Contained within the Consolidated Appropriations Act of 2020 passed in December 2019, is the Setting Every Community Up for Retirement (SECURE) Act.
Effective January 1, 2020, the SECURE Act establishes several new retirement plan provisions such as: 1) allowing long-term employees who work part time to participate in 401(k) plans; 2) penalty-free withdrawals [from 401(k) plans} for birth or adoption of a child; 3) increased tax credits against start-up costs of small business retirement plans; 4) extended the establishment date for solo defined benefit/defined contribution plans to the employer’s tax filing deadline, including extensions. The SECURE Act also modifies a number of IRS taxing requirements for qualified retirement plans and IRAs.

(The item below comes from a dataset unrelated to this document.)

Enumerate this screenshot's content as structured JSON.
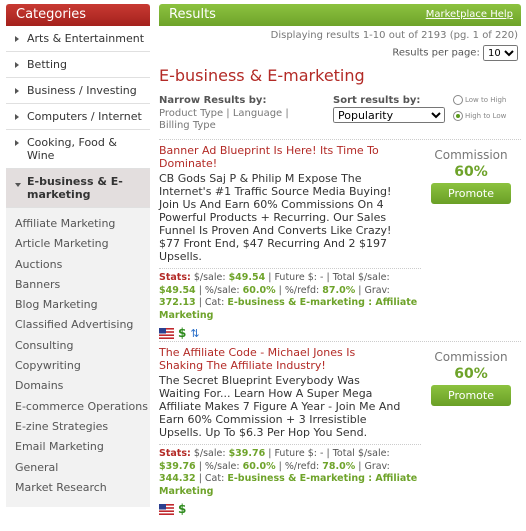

- Repeals the maximum age for traditional IRA contributions. The ability to make IRA contributions is now consistent with ERISA qualified retirement plans, which allow an employee to make contributions as long as he or she is still working.
- Raises from 70½ to 72 the age to begin minimum distributions. This applies to distributions after December 31, 2019, by individuals who attain age 70½ after that date, both for IRAs and for 401(k)’s if the employer permits.
- The payout period is limited to 10 years for many nonspouse beneficiaries of [IRA] account owners who die after 2019. The life expectancy distribution method can be used only by nonspouse beneficiaries who are: 1) minors; 2) disabled; 3) chronically ill; or 4) not more than 10 years younger than the deceased account owner. (For minors, the life expectancy exception rule only applies until the child reaches the age of majority; at that point, the 10-year rule applies.) The life expectancy distribution rule still applies to spouse beneficiaries.